EURUSD is in focus, with the Federal Reserve and European Central Bank both updating investors on their monetary policy this week.
EURUSD: Daily Chart
EURUSD gained on Wednesday after the Fed decision as it trades at the 1.108 level but has surrendered the resistance after a previous move higher.
The Federal Reserve rates again in what may be its last cycle. Members of the federal open market committee backed another 25 basis point increase to bring the federal funds rate to a range of 5.25% – 5.5%, the highest in twenty-five years.
“In assessing the appropriate stance of monetary policy, the Committee will continue to monitor the implications of incoming information for the economic outlook,” the FOMC said. The US stock market and dollar were broadly unmoved as investors expected this latest move after a steep drop in inflation.
“We suspect that further signs of a significant easing in the monthly core CPI numbers for July and August will ultimately persuade the Fed to hold fire… as that disinflation gathers pace,” Paul Ashworth, an economist at Capital Economics, said.
Jobs data has been another issue for the Fed with a strong employment market, but the latest numbers were lower than expectations and the smallest advance in over two years.
Investors will now turn to the ECB on Thursday, with the bank also expected to hike rates again.
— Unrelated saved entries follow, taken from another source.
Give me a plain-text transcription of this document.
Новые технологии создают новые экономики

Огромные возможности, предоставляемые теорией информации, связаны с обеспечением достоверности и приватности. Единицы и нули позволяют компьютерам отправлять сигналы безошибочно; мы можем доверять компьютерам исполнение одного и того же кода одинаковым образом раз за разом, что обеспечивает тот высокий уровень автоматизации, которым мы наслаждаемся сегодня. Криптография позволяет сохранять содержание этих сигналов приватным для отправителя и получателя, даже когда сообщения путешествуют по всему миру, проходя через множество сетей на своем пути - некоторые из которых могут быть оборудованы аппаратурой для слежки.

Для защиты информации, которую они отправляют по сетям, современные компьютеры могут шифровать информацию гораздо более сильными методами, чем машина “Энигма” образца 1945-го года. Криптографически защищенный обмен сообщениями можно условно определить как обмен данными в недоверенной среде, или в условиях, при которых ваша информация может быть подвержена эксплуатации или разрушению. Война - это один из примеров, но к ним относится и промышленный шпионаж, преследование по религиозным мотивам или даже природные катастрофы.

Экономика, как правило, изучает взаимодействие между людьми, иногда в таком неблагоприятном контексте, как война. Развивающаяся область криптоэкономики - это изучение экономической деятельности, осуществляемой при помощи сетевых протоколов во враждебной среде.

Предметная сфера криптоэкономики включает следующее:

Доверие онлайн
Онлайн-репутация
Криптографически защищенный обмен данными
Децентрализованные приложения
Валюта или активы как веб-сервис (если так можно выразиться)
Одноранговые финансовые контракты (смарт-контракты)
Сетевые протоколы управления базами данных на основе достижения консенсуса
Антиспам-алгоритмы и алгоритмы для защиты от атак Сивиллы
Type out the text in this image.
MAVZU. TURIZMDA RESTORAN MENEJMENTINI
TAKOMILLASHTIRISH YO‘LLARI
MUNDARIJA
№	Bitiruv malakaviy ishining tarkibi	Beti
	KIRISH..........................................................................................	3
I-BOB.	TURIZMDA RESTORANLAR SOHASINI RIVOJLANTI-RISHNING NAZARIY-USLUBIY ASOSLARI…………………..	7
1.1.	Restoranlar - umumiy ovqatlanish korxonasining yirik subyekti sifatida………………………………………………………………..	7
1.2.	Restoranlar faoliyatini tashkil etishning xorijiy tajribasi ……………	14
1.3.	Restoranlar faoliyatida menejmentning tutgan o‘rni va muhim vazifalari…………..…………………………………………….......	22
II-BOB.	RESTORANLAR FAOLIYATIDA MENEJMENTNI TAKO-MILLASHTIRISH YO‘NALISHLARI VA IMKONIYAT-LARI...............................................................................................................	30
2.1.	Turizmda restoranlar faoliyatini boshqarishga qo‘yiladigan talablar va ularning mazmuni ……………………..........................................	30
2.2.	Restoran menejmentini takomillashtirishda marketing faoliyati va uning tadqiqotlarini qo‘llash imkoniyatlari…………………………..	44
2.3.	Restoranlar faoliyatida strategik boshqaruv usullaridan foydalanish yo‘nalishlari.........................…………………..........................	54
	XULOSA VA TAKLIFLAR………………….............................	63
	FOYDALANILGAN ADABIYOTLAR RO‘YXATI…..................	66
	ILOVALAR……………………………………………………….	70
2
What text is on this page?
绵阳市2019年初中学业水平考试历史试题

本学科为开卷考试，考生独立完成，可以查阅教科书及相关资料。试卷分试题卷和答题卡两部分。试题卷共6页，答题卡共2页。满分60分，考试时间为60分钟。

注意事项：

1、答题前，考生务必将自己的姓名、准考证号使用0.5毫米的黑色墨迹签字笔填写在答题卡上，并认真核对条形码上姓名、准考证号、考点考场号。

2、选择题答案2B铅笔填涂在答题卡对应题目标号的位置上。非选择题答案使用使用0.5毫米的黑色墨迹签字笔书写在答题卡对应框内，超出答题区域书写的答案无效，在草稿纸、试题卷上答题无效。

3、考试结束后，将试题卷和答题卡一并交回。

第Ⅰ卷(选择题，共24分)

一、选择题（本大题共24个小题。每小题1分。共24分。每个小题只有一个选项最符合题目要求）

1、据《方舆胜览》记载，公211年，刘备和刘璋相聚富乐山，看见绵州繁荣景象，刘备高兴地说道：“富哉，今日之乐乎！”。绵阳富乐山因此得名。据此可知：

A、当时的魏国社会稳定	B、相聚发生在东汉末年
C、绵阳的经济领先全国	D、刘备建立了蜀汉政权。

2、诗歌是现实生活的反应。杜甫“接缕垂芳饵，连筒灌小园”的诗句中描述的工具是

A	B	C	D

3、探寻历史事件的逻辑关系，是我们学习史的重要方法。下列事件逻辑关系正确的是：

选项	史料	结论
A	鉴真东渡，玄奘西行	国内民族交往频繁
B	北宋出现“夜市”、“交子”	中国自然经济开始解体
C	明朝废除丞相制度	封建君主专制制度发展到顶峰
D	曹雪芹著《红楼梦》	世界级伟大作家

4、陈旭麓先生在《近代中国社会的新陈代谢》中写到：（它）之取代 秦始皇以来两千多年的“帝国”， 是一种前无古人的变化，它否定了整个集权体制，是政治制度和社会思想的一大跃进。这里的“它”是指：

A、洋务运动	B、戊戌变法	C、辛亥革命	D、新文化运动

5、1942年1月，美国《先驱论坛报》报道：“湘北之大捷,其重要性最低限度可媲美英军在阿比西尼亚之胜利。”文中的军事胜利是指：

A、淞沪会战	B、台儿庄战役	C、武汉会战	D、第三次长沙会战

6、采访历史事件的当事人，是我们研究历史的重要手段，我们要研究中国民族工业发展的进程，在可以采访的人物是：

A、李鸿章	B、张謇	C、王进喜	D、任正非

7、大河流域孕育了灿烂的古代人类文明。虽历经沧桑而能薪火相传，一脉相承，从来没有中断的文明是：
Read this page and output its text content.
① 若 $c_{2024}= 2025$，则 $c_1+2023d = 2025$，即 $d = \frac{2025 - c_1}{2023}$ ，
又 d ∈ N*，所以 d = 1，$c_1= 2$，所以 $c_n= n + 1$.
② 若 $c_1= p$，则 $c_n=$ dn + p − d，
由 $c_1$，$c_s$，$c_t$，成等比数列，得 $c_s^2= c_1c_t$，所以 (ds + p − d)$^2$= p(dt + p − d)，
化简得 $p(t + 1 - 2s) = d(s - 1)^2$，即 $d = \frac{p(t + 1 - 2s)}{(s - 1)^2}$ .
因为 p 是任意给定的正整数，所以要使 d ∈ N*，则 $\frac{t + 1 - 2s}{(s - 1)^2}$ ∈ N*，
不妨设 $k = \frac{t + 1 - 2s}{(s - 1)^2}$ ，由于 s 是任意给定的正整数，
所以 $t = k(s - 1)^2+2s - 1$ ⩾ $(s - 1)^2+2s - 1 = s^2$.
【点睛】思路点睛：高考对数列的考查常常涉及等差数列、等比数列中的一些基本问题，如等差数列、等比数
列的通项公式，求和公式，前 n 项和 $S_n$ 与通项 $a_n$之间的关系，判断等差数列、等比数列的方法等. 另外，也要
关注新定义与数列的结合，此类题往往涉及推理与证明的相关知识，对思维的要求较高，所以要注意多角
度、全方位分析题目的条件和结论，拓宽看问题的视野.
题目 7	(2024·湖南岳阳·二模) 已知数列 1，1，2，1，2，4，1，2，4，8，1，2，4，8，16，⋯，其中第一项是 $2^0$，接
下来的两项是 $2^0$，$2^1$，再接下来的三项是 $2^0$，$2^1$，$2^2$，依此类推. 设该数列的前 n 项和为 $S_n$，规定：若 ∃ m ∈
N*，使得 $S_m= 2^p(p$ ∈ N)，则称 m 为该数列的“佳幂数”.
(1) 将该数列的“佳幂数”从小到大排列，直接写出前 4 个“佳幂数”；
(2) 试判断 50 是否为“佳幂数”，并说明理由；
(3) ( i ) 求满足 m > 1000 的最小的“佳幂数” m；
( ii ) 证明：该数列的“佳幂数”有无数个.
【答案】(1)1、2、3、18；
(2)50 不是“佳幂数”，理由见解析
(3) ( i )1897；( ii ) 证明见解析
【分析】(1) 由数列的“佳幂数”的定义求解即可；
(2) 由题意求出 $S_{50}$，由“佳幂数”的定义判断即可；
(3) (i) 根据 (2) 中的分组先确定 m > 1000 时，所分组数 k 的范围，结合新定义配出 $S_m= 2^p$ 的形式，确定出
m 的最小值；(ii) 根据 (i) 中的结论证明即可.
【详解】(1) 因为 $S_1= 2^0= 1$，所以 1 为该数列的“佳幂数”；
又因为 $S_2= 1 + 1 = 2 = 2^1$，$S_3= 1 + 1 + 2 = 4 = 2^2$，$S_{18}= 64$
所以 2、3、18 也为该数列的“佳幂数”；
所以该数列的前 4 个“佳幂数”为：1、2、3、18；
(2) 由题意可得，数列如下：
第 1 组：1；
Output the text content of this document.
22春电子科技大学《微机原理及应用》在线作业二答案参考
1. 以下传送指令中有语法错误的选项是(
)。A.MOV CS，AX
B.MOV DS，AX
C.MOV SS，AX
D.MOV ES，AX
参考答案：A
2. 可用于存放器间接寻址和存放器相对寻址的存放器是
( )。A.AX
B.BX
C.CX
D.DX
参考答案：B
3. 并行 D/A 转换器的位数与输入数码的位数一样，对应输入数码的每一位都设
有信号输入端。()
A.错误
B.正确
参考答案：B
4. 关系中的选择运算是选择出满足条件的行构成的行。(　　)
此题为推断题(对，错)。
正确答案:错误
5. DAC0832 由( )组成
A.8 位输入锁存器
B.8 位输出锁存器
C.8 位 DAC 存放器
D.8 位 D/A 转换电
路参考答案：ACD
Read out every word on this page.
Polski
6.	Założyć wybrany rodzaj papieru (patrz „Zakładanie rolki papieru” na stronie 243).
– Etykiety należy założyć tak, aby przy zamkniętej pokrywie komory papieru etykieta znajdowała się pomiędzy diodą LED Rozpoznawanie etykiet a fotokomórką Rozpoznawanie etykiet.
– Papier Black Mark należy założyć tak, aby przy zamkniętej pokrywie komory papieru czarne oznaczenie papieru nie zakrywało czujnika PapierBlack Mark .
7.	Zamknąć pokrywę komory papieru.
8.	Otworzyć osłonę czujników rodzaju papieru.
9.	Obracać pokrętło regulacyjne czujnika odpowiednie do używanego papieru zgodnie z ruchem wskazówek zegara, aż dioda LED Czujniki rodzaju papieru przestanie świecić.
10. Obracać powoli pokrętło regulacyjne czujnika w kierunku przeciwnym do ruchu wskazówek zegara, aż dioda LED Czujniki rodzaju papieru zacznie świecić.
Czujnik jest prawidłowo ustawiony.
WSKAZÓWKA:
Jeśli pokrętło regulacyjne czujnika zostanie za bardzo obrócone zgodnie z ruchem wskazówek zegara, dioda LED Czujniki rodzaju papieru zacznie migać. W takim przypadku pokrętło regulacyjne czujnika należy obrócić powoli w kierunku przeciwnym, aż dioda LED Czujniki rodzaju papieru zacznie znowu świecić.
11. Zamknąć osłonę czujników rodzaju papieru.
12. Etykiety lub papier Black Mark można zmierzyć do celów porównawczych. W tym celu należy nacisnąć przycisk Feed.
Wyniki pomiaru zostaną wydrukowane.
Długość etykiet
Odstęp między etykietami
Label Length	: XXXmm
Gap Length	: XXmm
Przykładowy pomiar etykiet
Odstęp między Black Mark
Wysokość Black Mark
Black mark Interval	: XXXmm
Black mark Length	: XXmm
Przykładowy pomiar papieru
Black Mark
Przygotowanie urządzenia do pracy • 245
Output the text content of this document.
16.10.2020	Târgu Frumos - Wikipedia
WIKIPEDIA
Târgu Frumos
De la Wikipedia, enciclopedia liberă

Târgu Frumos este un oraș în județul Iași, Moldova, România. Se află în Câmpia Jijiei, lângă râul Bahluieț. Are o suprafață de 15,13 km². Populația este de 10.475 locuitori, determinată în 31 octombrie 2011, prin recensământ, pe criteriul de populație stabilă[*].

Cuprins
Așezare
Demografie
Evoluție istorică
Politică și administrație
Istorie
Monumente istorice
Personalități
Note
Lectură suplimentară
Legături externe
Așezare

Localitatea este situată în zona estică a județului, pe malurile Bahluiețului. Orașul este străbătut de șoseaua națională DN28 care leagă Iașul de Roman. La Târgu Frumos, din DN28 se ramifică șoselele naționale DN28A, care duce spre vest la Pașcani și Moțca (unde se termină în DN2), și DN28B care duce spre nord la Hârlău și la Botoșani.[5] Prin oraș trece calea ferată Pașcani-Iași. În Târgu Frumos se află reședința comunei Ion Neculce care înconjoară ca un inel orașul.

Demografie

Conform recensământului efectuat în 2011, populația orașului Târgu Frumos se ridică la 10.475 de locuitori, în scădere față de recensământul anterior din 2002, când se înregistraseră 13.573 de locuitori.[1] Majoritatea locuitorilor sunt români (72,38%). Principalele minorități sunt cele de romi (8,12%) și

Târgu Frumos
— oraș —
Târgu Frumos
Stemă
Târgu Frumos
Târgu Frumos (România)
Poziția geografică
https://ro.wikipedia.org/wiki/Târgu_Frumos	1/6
Both central banks are still targeting 2% and may continue to keep interest rates elevated. The ECB’s key rate is now 4%, with its deposit rate at 3.50%, after both being stuck near zero. This has only managed to bring inflation to 5.50%, with the bank saying it was committed to the 2% number.
With the market’s pricing in the latest 25 bps moves, it is possible that both banks continue that course and allow another month of inflation data to gauge the progress.